A scholar of Hindi and Sanskrit languages, he was also a writer. He authored, edited and translated over hundred books in Hindi and English. He also edited several journals and magazines. He twice served as the president of the Hindi Sahitya Sammelan and was also the chairman of the Sahitya Parishad.

He was a visiting professor at the California and Washington universities, and director of the Kulapati Munshi Hindi Vidyapeeth, Agra. He was also vice-chancellor of the Kashi Vidyapeeth and the Sampurnanand Sanskrit University. For many years, he was the editor-in-chief of the leading Hindi daily Navbharat Times.

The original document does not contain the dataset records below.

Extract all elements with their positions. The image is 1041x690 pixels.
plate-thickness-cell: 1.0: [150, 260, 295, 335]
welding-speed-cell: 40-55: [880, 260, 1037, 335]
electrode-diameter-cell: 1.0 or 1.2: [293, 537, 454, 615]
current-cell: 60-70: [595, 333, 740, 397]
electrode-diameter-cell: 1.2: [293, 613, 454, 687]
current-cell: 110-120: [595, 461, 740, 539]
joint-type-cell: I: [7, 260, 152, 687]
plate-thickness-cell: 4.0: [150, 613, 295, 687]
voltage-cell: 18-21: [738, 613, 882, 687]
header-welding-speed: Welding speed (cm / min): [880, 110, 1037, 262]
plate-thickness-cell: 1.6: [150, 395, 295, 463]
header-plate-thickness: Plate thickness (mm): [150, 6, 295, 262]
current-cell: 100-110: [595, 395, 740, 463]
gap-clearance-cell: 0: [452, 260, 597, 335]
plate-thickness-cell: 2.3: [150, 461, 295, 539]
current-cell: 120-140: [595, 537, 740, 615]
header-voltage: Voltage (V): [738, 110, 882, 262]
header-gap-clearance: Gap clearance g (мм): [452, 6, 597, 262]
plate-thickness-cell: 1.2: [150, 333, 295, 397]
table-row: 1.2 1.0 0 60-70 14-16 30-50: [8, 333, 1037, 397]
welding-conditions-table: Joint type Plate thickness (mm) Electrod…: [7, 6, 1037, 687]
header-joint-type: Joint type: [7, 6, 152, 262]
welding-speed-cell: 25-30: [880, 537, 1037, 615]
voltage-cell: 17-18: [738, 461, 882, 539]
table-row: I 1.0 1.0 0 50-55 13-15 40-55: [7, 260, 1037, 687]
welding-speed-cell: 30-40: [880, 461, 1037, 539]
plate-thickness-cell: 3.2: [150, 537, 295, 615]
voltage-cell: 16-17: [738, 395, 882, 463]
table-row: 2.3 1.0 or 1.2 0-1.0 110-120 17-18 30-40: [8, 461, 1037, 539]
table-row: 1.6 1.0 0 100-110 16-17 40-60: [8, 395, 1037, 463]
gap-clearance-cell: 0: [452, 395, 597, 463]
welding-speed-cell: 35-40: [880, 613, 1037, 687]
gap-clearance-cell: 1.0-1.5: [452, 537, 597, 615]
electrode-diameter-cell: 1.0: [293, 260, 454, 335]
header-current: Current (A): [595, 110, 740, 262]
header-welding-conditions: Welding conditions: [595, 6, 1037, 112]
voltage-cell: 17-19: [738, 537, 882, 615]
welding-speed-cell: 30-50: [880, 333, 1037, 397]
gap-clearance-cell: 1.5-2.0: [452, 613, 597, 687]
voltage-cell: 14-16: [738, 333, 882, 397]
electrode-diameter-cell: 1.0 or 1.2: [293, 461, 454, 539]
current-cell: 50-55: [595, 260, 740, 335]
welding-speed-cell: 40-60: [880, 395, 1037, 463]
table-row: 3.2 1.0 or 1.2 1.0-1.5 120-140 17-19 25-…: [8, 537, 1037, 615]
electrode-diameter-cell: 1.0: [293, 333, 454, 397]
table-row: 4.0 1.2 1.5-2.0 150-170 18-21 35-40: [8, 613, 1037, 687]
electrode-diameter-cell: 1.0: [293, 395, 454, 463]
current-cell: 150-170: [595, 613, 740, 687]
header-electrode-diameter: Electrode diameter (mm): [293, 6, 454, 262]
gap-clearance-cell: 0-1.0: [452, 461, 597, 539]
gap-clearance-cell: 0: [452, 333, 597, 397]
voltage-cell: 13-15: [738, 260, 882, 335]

For his invaluable services in the field of literature, he was decorated first with Padma Shri and later with Padma Bhushan by the Government of India. He was the recipient of the Moortidevi Prize instituted by the Bharatiya Jnanpeeth. A senior member of the Sahitya Akademi, he was the guiding spirit of many a literary and social organisations. He was closely associated with the ambitious project to bring out an Encyclopedia of Hinduism. The Hindi monthly Sahitya Amrit, of which he was the chief patron, is one of the best literary journals in India.

He was a nominated member of Rajya Sabha. He died 14 February 2005 in a road accident while on his way to Varanasi from Deoria.